Osteoblastic Metastasis
Osteoblastic or sclerotic bone metastases are characterised by deposition of new bone. These most frequently arise from carcinomas of the prostate gland and the breast. Other primary malignancies resulting in osteoblastic metastases include mucinous adenocarcinoma of the gastrointestinal tract, lymphoma, neuroendocrine tumours, and transitional cell carcinoma. Metastases to the axial skeleton (especially spine and pelvis) are more common than to the appendicular skeleton. Diffuse or multifocal patterns of involvement are more common than solitary lesions.[1] On MRI, the lesions exhibit low signal on both T1W and T2W sequences with enhancement on post-contrast scans (Figure 12).
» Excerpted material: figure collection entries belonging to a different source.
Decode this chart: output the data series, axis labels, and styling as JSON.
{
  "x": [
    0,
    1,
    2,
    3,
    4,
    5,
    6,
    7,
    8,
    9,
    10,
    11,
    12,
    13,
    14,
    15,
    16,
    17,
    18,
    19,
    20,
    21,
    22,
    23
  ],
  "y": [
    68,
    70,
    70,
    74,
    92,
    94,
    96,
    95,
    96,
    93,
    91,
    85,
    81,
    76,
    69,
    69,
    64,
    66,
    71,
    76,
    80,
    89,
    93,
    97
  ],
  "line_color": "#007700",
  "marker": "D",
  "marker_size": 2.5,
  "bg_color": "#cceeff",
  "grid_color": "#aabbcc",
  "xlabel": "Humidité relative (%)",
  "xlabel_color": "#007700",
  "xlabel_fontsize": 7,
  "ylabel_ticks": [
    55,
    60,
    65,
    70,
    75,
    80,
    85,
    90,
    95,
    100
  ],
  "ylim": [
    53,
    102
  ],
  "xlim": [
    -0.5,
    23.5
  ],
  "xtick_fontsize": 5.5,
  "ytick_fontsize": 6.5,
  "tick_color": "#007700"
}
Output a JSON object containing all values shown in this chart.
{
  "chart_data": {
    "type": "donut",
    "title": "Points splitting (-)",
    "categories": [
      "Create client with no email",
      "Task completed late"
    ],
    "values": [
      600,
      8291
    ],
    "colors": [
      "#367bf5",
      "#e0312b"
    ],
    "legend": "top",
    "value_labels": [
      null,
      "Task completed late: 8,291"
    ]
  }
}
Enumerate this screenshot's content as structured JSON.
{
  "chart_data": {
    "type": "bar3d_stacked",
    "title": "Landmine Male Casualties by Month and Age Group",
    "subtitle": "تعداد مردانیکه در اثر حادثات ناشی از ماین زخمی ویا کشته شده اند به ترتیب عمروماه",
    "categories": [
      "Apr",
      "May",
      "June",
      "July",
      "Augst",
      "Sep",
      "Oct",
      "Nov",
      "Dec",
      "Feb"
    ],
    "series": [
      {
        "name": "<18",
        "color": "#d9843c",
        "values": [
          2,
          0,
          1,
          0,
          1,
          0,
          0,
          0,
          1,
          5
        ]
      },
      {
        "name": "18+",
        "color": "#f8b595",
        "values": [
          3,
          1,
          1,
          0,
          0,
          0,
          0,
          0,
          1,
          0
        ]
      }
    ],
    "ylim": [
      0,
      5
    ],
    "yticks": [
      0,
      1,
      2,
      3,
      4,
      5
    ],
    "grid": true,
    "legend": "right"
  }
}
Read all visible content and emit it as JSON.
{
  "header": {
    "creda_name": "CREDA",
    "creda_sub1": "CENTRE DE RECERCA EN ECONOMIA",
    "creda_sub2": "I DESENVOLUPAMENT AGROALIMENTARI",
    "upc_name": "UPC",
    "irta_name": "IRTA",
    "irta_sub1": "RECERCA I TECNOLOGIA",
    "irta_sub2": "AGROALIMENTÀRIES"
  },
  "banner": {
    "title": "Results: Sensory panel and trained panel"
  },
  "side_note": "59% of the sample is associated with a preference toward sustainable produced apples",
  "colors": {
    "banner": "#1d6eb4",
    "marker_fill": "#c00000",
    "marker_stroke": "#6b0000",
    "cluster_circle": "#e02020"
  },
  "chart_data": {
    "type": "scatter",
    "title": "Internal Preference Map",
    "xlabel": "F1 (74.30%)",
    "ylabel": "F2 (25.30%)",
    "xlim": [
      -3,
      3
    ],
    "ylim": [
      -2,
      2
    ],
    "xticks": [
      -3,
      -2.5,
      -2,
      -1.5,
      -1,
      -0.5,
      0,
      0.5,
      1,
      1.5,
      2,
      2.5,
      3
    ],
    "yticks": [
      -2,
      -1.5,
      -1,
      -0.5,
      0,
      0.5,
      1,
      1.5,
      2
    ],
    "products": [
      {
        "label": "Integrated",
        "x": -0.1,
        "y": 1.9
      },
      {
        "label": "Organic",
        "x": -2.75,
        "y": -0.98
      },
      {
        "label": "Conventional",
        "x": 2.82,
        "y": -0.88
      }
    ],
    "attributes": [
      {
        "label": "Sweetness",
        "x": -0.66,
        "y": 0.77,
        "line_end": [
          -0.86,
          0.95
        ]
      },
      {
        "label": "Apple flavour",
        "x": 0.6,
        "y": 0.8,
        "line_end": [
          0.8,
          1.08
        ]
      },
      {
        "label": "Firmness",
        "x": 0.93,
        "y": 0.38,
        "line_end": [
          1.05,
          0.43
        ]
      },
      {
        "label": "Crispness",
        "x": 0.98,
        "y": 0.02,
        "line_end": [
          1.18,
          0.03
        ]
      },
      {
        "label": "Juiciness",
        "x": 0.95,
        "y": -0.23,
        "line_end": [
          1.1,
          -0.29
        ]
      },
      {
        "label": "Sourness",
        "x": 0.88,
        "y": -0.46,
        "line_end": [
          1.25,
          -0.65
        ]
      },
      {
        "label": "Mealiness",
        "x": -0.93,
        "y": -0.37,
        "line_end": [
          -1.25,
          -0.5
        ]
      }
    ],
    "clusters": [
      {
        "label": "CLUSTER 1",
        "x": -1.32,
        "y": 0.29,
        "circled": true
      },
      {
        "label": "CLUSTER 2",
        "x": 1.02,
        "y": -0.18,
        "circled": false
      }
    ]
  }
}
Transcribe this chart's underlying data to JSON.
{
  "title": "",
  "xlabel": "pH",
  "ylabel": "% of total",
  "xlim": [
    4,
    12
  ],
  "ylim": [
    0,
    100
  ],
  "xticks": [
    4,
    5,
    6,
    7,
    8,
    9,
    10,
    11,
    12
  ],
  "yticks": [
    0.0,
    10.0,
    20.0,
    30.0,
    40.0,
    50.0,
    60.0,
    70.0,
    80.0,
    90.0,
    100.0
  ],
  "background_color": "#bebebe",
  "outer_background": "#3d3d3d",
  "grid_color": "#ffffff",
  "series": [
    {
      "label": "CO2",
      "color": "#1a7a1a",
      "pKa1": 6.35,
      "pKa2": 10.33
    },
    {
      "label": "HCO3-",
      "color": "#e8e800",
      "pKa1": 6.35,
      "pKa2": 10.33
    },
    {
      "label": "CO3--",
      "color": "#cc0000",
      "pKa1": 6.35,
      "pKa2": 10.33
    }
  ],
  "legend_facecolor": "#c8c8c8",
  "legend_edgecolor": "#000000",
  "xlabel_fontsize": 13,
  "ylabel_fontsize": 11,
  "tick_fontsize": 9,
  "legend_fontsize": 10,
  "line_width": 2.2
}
Figure 12. Multifocal osteoblastic metastases. (a) Sagittal T1-weighted and (b) T2-weighted images of the lumbo-sacral spine in a case of prostatic carcinoma showing multiple well-defined focal lesions in the vertebral bodies and posterior elements, appearing T1 and T2 hypointense. Degenerative changes are also noted in the spine.
A number of musculoskeletal lesions show areas of low signal intensity on T2W sequences on MRI. The morphology and location of the lesions along with systematic analysis of potential underlying low T2W signal intensity tissue components help narrow the differential diagnoses.